Package available to all installs

0.2

_triple.py adapter (interim), contract tests

sync_to_graph, namespaces, nested embeds

0.3

Shipped — session I/O via interim adapter

put/get via _triple.py

0.4

Option ASPARQLModel(TripleModel); delete _triple.py

Direct sync_to_graph / from_graph on app instances

0.5

Pyoxigraph engine (triplemodel.Store, no core rdflib)

0.6

Async ORM (AsyncSPARQLSession, async stores, FastAPI)

0.7

Thin serializers.py only (shipped)

All file parse / serialize upstream

0.8

Query lists (offset, order_by, count, OPTIONAL nullable hops)

0.9

Session cache (merge, refresh, expunge) — shipped

1.0

Production HttpStore

Mirror sync, read/write URLs

1.1

Multi-valued / lang / polymorphic query

TripleModel mapping first

1.2

SHACL hook, bulk, ASK/CONSTRUCT

triplemodel[shacl]

1.3

Production GA (SPECS P0+P1)

post-1.3

Named graphs in apps if needed

Dataset APIs from TripleModel

Track upstream: TripleModel ROADMAP · SM-6 (SparqlModel 0.4 unified model)


Testing split

Concern

Owner

Literals, parse round-trip, subject URI

TripleModel

put, orphan, cascade

SparqlModel

Compiler, nested filters

SparqlModel

Session CRUD

SparqlModel

Cross-package contract

CI: pinned triplemodel + SparqlModel main


Anti-patterns

  • Adding python_to_term (or similar) only in SparqlModel graph.py

  • Implementing Turtle/JSON-LD parsers only in SparqlModel

  • Dynamic shadow TripleModel classes via exec (0.3 adapter — remove in 0.4)

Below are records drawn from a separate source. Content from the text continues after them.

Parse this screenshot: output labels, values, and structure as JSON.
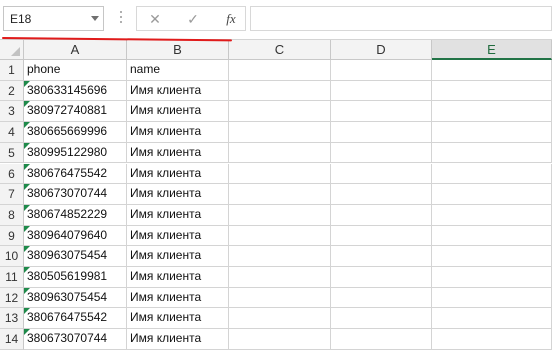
{
  "formula_bar": {
    "name_box": "E18",
    "cancel_glyph": "✕",
    "enter_glyph": "✓",
    "fx_label": "fx",
    "formula_value": ""
  },
  "sheet": {
    "columns": [
      "A",
      "B",
      "C",
      "D",
      "E"
    ],
    "selected_column": "E",
    "rows": [
      {
        "n": "1",
        "a": "phone",
        "b": "name",
        "number_as_text": false
      },
      {
        "n": "2",
        "a": "380633145696",
        "b": "Имя клиента",
        "number_as_text": true
      },
      {
        "n": "3",
        "a": "380972740881",
        "b": "Имя клиента",
        "number_as_text": true
      },
      {
        "n": "4",
        "a": "380665669996",
        "b": "Имя клиента",
        "number_as_text": true
      },
      {
        "n": "5",
        "a": "380995122980",
        "b": "Имя клиента",
        "number_as_text": true
      },
      {
        "n": "6",
        "a": "380676475542",
        "b": "Имя клиента",
        "number_as_text": true
      },
      {
        "n": "7",
        "a": "380673070744",
        "b": "Имя клиента",
        "number_as_text": true
      },
      {
        "n": "8",
        "a": "380674852229",
        "b": "Имя клиента",
        "number_as_text": true
      },
      {
        "n": "9",
        "a": "380964079640",
        "b": "Имя клиента",
        "number_as_text": true
      },
      {
        "n": "10",
        "a": "380963075454",
        "b": "Имя клиента",
        "number_as_text": true
      },
      {
        "n": "11",
        "a": "380505619981",
        "b": "Имя клиента",
        "number_as_text": true
      },
      {
        "n": "12",
        "a": "380963075454",
        "b": "Имя клиента",
        "number_as_text": true
      },
      {
        "n": "13",
        "a": "380676475542",
        "b": "Имя клиента",
        "number_as_text": true
      },
      {
        "n": "14",
        "a": "380673070744",
        "b": "Имя клиента",
        "number_as_text": true
      }
    ]
  },
  "colors": {
    "selected_header_accent": "#217346",
    "error_indicator": "#1e8a4a",
    "annotation_underline": "#e01b1b"
  }
}
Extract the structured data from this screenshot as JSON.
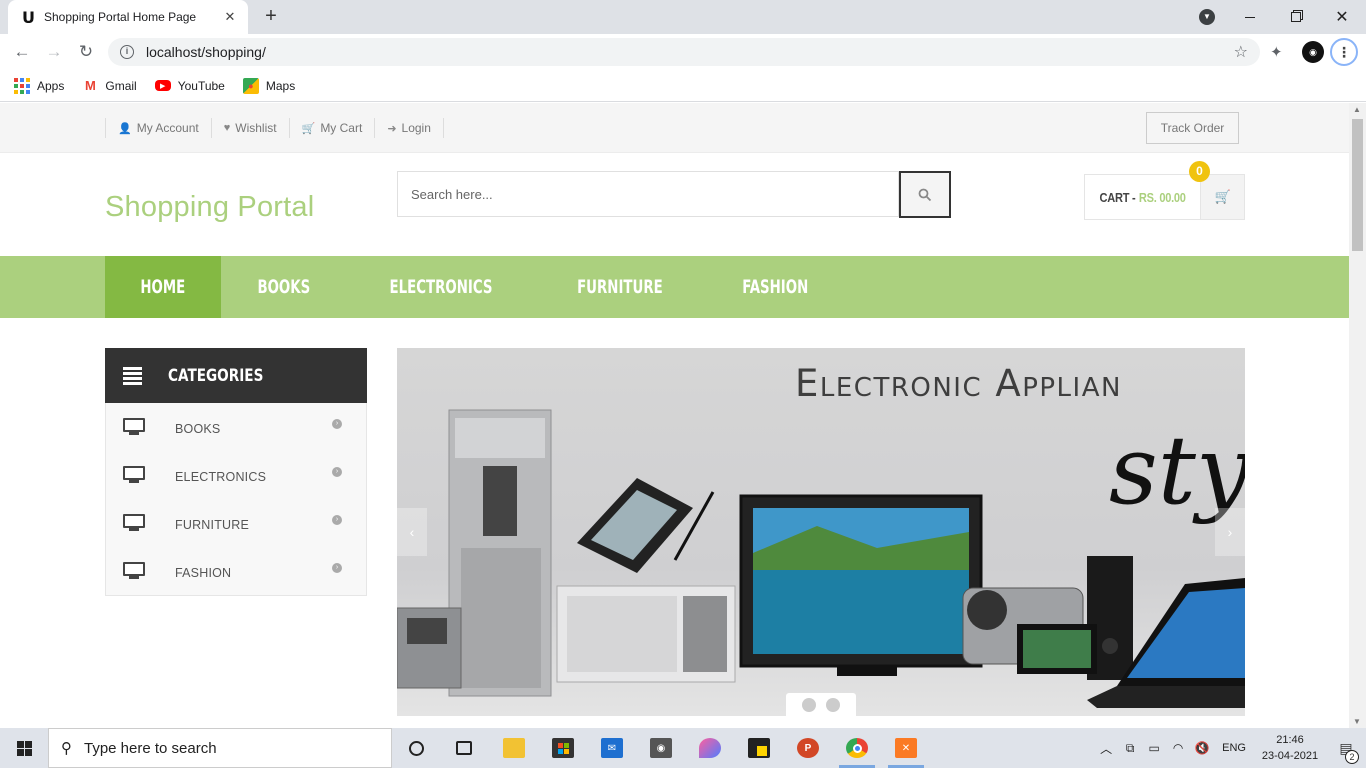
{
  "browser": {
    "tab_title": "Shopping Portal Home Page",
    "tab_close": "✕",
    "new_tab": "+",
    "url": "localhost/shopping/",
    "bookmarks": [
      {
        "label": "Apps"
      },
      {
        "label": "Gmail"
      },
      {
        "label": "YouTube"
      },
      {
        "label": "Maps"
      }
    ]
  },
  "topbar": {
    "links": [
      {
        "icon": "user-icon",
        "glyph": "👤",
        "label": "My Account"
      },
      {
        "icon": "heart-icon",
        "glyph": "♥",
        "label": "Wishlist"
      },
      {
        "icon": "cart-icon",
        "glyph": "🛒",
        "label": "My Cart"
      },
      {
        "icon": "login-icon",
        "glyph": "➜",
        "label": "Login"
      }
    ],
    "track_order": "Track Order"
  },
  "header": {
    "logo": "Shopping Portal",
    "search_placeholder": "Search here...",
    "cart_label": "CART -",
    "cart_price": "RS. 00.00",
    "cart_count": "0"
  },
  "nav": {
    "items": [
      {
        "label": "HOME",
        "active": true
      },
      {
        "label": "BOOKS",
        "active": false
      },
      {
        "label": "ELECTRONICS",
        "active": false
      },
      {
        "label": "FURNITURE",
        "active": false
      },
      {
        "label": "FASHION",
        "active": false
      }
    ]
  },
  "categories": {
    "title": "CATEGORIES",
    "items": [
      {
        "label": "BOOKS"
      },
      {
        "label": "ELECTRONICS"
      },
      {
        "label": "FURNITURE"
      },
      {
        "label": "FASHION"
      }
    ]
  },
  "slider": {
    "title": "Electronic Applian",
    "script": "sty",
    "dots": 2
  },
  "taskbar": {
    "search_text": "Type here to search",
    "language": "ENG",
    "time": "21:46",
    "date": "23-04-2021",
    "notifications": "2"
  },
  "colors": {
    "brand_green": "#abd07e",
    "nav_active": "#84b943",
    "category_header": "#333333",
    "cart_badge": "#f0c30f"
  }
}
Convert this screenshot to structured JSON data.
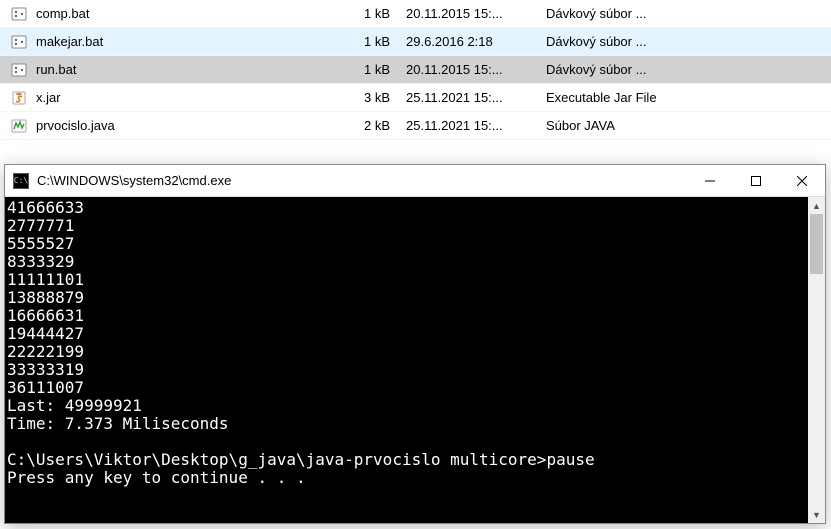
{
  "files": [
    {
      "icon": "bat",
      "name": "comp.bat",
      "size": "1 kB",
      "date": "20.11.2015 15:...",
      "type": "Dávkový súbor ...",
      "state": ""
    },
    {
      "icon": "bat",
      "name": "makejar.bat",
      "size": "1 kB",
      "date": "29.6.2016 2:18",
      "type": "Dávkový súbor ...",
      "state": "highlight"
    },
    {
      "icon": "bat",
      "name": "run.bat",
      "size": "1 kB",
      "date": "20.11.2015 15:...",
      "type": "Dávkový súbor ...",
      "state": "selected"
    },
    {
      "icon": "jar",
      "name": "x.jar",
      "size": "3 kB",
      "date": "25.11.2021 15:...",
      "type": "Executable Jar File",
      "state": ""
    },
    {
      "icon": "java",
      "name": "prvocislo.java",
      "size": "2 kB",
      "date": "25.11.2021 15:...",
      "type": "Súbor JAVA",
      "state": ""
    }
  ],
  "cmd": {
    "title": "C:\\WINDOWS\\system32\\cmd.exe",
    "lines": [
      "41666633",
      "2777771",
      "5555527",
      "8333329",
      "11111101",
      "13888879",
      "16666631",
      "19444427",
      "22222199",
      "33333319",
      "36111007",
      "Last: 49999921",
      "Time: 7.373 Miliseconds",
      "",
      "C:\\Users\\Viktor\\Desktop\\g_java\\java-prvocislo multicore>pause",
      "Press any key to continue . . ."
    ]
  }
}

  • Putting SPARQLSession or the query compiler in TripleModel

  • triplemodel importing sparqlmodel

  • Treating SparqlModel as a second mapping library instead of an ORM on top of TripleModel


Summary

TripleModel

SparqlModel

Role

Mapping engine

ORM

Dependency

Standalone

Requires TripleModel

Killer API

sync_to_graph / from_graph

session.put / session.query().where()

Model type

TripleModel

SPARQLModel(TripleModel)

New mapping work → TripleModel. New app persistence / SPARQL ergonomics → SparqlModel.